At George Washington High School (GWHS), another one of CAPE’s four sites, students explored arts integration through an initiative called the Lunchroom Transformation Project (LTP). Students suggested the project because many of them saw the school lunchroom as a stressful environment where security protocols resulted in students rushing through in single-file lines, getting their lunch, and quickly eating without much social interaction. Through the LTP, students created a makerspace, a collaborative space where students gathered to create projects, invent new ones, and share ideas, and where they produced several installations. These included colorful murals with positive messages, participatory 3D art pieces, and a student performance space. Students reported a calmer and more positive atmosphere during lunch.
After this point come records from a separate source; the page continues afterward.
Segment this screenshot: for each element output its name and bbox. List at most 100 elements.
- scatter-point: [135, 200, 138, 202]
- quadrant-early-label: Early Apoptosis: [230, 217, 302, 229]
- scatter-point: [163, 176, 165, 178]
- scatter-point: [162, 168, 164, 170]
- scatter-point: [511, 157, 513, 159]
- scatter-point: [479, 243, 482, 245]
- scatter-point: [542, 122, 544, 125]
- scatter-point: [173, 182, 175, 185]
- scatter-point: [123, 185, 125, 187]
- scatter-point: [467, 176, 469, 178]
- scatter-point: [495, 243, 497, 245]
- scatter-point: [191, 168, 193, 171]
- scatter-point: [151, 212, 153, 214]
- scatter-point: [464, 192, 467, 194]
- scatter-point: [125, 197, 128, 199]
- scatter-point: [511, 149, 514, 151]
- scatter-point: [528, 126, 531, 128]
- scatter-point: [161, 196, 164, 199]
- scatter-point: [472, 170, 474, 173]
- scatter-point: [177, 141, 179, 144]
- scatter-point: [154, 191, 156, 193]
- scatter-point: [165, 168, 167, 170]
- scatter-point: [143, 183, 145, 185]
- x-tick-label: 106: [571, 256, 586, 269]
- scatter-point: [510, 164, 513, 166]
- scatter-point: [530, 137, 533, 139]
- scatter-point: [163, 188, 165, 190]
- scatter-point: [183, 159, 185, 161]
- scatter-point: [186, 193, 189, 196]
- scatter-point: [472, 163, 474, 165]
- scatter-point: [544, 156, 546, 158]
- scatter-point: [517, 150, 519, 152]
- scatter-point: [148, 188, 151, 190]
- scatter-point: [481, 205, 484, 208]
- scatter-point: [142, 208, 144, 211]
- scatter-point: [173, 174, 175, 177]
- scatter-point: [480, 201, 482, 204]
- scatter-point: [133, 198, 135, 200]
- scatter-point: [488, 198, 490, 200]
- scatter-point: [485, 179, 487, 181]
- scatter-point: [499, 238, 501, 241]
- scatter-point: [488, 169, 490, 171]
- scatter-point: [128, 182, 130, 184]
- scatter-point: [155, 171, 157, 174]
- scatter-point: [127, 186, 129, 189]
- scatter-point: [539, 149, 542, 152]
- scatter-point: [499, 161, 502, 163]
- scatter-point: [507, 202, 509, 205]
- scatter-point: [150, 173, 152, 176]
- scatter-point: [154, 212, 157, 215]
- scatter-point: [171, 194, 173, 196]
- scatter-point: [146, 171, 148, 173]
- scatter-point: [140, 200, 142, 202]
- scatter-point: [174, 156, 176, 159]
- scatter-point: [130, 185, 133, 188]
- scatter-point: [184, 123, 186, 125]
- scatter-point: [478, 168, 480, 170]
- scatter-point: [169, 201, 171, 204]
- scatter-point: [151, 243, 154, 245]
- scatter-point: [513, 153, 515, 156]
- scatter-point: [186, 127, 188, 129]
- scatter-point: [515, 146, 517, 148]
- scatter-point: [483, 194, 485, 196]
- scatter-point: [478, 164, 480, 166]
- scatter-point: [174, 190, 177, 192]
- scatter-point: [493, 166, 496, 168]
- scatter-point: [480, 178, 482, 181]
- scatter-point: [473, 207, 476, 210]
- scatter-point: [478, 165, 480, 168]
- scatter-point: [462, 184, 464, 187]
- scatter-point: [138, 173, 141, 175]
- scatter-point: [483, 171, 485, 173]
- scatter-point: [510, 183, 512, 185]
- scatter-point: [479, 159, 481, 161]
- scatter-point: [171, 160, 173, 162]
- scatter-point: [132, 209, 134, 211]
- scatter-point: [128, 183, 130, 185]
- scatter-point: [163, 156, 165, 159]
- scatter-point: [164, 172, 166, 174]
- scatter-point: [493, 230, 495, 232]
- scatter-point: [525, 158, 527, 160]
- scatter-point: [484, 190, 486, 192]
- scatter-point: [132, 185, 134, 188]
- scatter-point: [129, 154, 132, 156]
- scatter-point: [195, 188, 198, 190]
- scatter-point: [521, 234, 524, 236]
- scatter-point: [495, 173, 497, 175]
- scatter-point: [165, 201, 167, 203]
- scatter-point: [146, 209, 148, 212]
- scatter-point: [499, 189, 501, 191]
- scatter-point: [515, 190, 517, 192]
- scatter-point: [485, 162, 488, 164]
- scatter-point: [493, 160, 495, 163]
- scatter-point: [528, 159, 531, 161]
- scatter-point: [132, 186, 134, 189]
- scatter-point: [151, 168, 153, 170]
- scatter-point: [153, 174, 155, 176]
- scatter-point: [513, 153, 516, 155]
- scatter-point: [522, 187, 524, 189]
During the three-year period that the project took place, the number of students in the afterschool program increased each year, suggesting more students felt ownership of the work and the space.

3D art of wheels and colorful mural on wall   

A colorful mural and a 3D art piece developed by students at George Washington High School.

  

The projects culminated in an art exhibition called Shifting Boundaries, which include art exhibits from the four sites, a teen-artist summit, and a family night. The exhibition displayed the photos and stories that students from Telpochcalli had compiled. Also, students from GWHS created a pop-up makerspace, where visitors made art pieces that will later be installed at the school’s lunchroom as part of the LTP.

The teen-artist summit was an evening event attended by 40 teen artists from the program and 40 Chicago professional artists. The 80 attendees divided into groups of five teens and five adults. The students presented their work to the adult artists, who then provided feedback and asked questions about the students’ work. This prompted the students to analyze their projects more deeply and imagine diverse possibilities for their work in the future. Most of the work on display in the Shifting Boundaries exhibit is “in process” work that students will continue working on this spring.

   lunchroom with colorful murals and paper birds hanging from ceiling
  

The transformed GWS lunchroom with murals and other artwork.

Finally, CAPE hosted a family night for the exhibition. Nearly 300 people, representing close to 100 percent of the students who were in the project, attended the event. As one teacher observed about the event and its impact on students, “Tonight, this is their space.” There was a sense in the room that the students were the artists being celebrated by their families and communities.